In the case where the compile time constant is discovered by the compiler (your posted case), it seems evident that a cudaMemcpyToSymbol could not affect compiled code. But in the case where the compiler doesn’t discover a compile-time constant, it seems that the contents of const __constant__ do get modified.
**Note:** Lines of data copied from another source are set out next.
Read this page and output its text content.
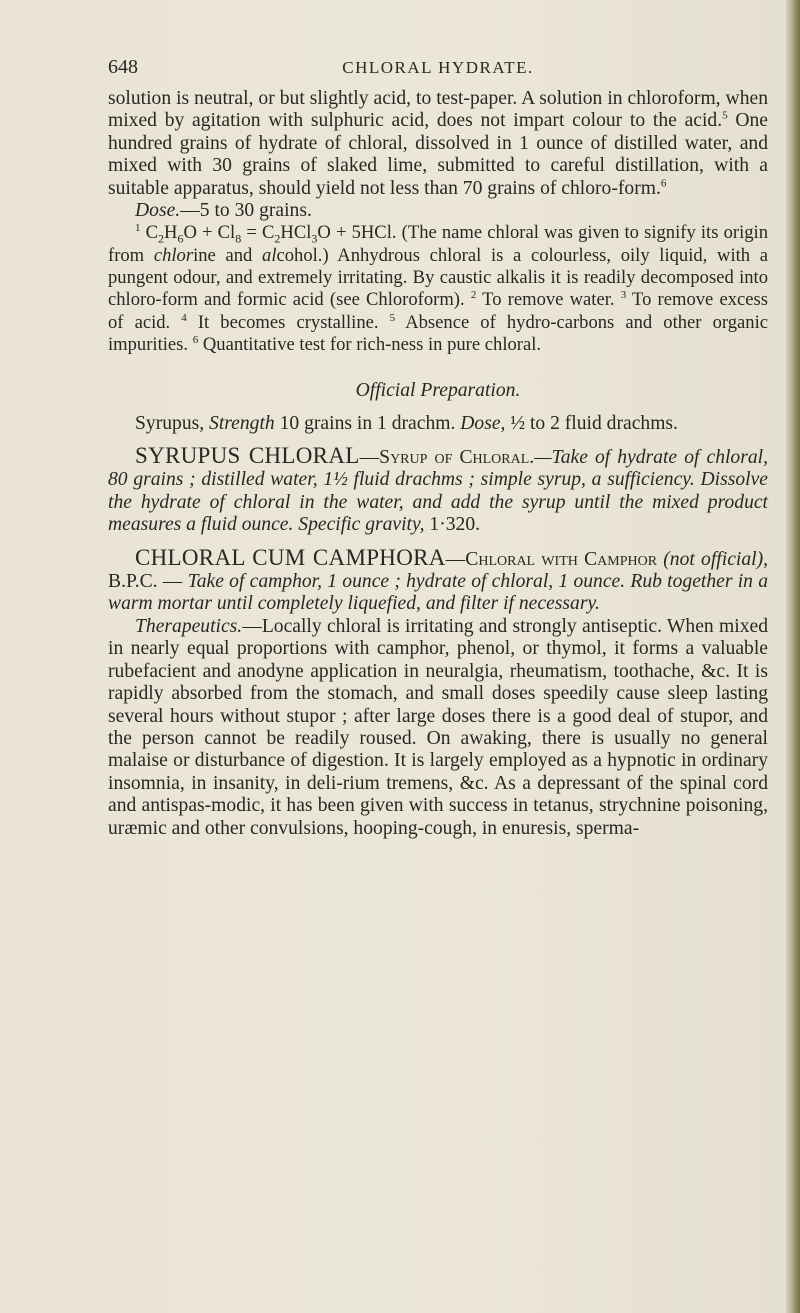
648	CHLORAL HYDRATE.

solution is neutral, or but slightly acid, to test-paper. A solution in chloroform, when mixed by agitation with sulphuric acid, does not impart colour to the acid.$^5$ One hundred grains of hydrate of chloral, dissolved in 1 ounce of distilled water, and mixed with 30 grains of slaked lime, submitted to careful distillation, with a suitable apparatus, should yield not less than 70 grains of chloro-form.$^6$

Dose.—5 to 30 grains.

$^1$ $C_2H_6O + Cl_8 = C_2HCl_3O + 5HCl$. (The name chloral was given to signify its origin from chlorine and alcohol.) Anhydrous chloral is a colourless, oily liquid, with a pungent odour, and extremely irritating. By caustic alkalis it is readily decomposed into chloro-form and formic acid (see Chloroform). $^2$ To remove water. $^3$ To remove excess of acid. $^4$ It becomes crystalline. $^5$ Absence of hydro-carbons and other organic impurities. $^6$ Quantitative test for rich-ness in pure chloral.

Official Preparation.

Syrupus, Strength 10 grains in 1 drachm. Dose, ½ to 2 fluid drachms.

SYRUPUS CHLORAL—Syrup of Chloral.—Take of hydrate of chloral, 80 grains ; distilled water, 1½ fluid drachms ; simple syrup, a sufficiency. Dissolve the hydrate of chloral in the water, and add the syrup until the mixed product measures a fluid ounce. Specific gravity, 1·320.

CHLORAL CUM CAMPHORA—Chloral with Camphor (not official), B.P.C. — Take of camphor, 1 ounce ; hydrate of chloral, 1 ounce. Rub together in a warm mortar until completely liquefied, and filter if necessary.

Therapeutics.—Locally chloral is irritating and strongly antiseptic. When mixed in nearly equal proportions with camphor, phenol, or thymol, it forms a valuable rubefacient and anodyne application in neuralgia, rheumatism, toothache, &c. It is rapidly absorbed from the stomach, and small doses speedily cause sleep lasting several hours without stupor ; after large doses there is a good deal of stupor, and the person cannot be readily roused. On awaking, there is usually no general malaise or disturbance of digestion. It is largely employed as a hypnotic in ordinary insomnia, in insanity, in deli-rium tremens, &c. As a depressant of the spinal cord and antispas-modic, it has been given with success in tetanus, strychnine poisoning, uræmic and other convulsions, hooping-cough, in enuresis, sperma-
Excellent point. This seems to be a somewhat under-specified part of the CUDA language, and it seems to me the current behavior is somewhat non-intuitive, with inconsistent behavior observed depending on whether a compiler optimization was applied or not. My test program below behaves differently depending on whether it is compiled with -G or compiler defaults. Output with -G:

characters=8, pow62_tab [characters]=218340105584896
n=220100912888
characters=8, pow62_tab [characters]=0
n=0

Output with compiler defaults:

characters=8, pow62_tab [characters]=218340105584896
n=220100912888
characters=8, pow62_tab [characters]=218340105584896
n=220100912888

Wouldn’t it be clearer and more straightforward if trying to apply cudaMemcpyToSymbol() to a const __constant__ object would result in an error?

#include <stdio.h>
#include <stdlib.h>
#include <stdint.h>

#define characters (8)
#define threads    (992)

const __constant__ uint64_t pow62_tab[9] = 
{
    1ull,
    62ull,
    3844ull,
    238328ull,
    14776336ull,
    916132832ull,
    56800235584ull,
    3521614606208ull,
    218340105584896ull
};

uint64_t null_tab[9] = {0,0,0,0,0,0,0,0};

__global__ void kernel (uint64_t *res)
{
    printf ("characters=%d, pow62_tab [characters]=%llu\n", characters,
            pow62_tab [characters]);
    *res = pow62_tab [characters] / threads;
}

int main (void)
{
    uint64_t n, *n_d = 0;
    cudaMalloc ((void**)&n_d, sizeof (n_d[0]));
    kernel<<<1,1>>>(n_d);
    cudaMemcpy (&n, n_d, sizeof n, cudaMemcpyDeviceToHost);
    printf ("n=%llu\n", n);
    cudaDeviceSynchronize();
    cudaMemcpyToSymbol (pow62_tab, null_tab, 9*8, 0, cudaMemcpyHostToDevice);
    kernel<<<1,1>>>(n_d);
    cudaMemcpy (&n, n_d, sizeof n, cudaMemcpyDeviceToHost);
    printf ("n=%llu\n", n);
    cudaDeviceSynchronize();
    return EXIT_SUCCESS;
}

I filed an RFE ( 4014862). I don’t know if anything will come of it.